Pada materi selanjutnya beliau menjelaskan konsep pembagian lahan. Terdapat 8 cara yang beliau jelaskan dalam membagi lahan, yaitu : (1) Suvey/perhitungan geometrik (menggunakan batas minimum/panjang maksimum geometrik atau menggunakan ukuran yang sama dengan geometris, bentuk pararel yang sama); (2) Menggunakan kedekatan geografis; (3) Menggunakan kedekatan sosial, budaya, hukum atau ekonomi; (4) Menggunakan konsep sosial - identitas spasial/budaya; (5) Menggunakan perjanjian sosio-ekonomi - efisiensi Pareto; (6) Pembagian menggunakan karakteristik stakeholder; (7) Pembagian menggunakan karakteristik tanah; dan (8) Pembagian menggunakan kombinasi fitur sosio-spasial.

Manajemen lahan harus mempertimbangkan banyak hal dan memahami mengenai practice of science (Praktik sains-praktik yang selalu berusaha meningkatkan dan berinovasi ilmiah, riset laborat, eksperimen dan konseptualisasi).
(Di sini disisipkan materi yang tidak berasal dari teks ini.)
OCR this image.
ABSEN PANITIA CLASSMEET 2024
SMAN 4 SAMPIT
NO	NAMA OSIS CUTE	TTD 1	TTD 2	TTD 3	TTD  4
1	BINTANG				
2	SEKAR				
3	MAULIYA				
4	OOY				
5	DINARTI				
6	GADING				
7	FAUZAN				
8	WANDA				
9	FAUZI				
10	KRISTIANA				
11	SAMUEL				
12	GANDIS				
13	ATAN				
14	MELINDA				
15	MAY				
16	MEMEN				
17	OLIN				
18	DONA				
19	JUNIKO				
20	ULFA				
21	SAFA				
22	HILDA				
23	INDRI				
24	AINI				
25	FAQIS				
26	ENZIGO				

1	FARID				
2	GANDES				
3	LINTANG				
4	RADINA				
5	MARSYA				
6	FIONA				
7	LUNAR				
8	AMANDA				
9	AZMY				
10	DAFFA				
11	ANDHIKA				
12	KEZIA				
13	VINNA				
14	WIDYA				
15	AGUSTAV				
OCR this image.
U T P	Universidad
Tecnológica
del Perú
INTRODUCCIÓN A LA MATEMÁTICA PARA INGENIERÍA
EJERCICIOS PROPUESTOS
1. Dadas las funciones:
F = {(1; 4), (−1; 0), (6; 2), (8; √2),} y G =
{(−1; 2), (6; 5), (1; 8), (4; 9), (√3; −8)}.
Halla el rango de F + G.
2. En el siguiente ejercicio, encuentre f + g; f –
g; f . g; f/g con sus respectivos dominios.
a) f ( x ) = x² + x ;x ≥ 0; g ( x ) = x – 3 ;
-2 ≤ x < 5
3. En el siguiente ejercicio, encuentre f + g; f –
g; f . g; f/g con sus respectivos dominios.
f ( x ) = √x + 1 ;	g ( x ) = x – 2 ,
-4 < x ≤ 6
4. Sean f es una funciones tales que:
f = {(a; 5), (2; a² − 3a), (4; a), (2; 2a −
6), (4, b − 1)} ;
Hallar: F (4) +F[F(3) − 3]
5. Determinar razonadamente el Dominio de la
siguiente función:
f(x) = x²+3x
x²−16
Praktek manajemen lahan harus dilakukan dengan Responsible (bertanggung jawab). Terdapat beberapa prinsip yang dibutuhkan dalam mewujudkan Responsible Land Management, yang dikenal dengan 8R yaitu; Bertanggung jawab (Responsible), Tangguh (Resilient), Kuat (Robust), Terpercaya (Reliable), Dihormati (Respected) , Dapat Ditelusuri (Retraceable), Dapat Dikenali (Recognizable), Refleksif (Reflexive).

Setelah semua materi disampaikan, kemudian dilakukan sesi tanya jawab. Kemudian pihak kampus yang diwakili oleh Ibu Wido Prananing Tyas, ST, MDP, Ph.D memberikan kenang-kenangan kepada Prof. dr. ir. Walter T. de Vries dan ditutup dengan foto bersama.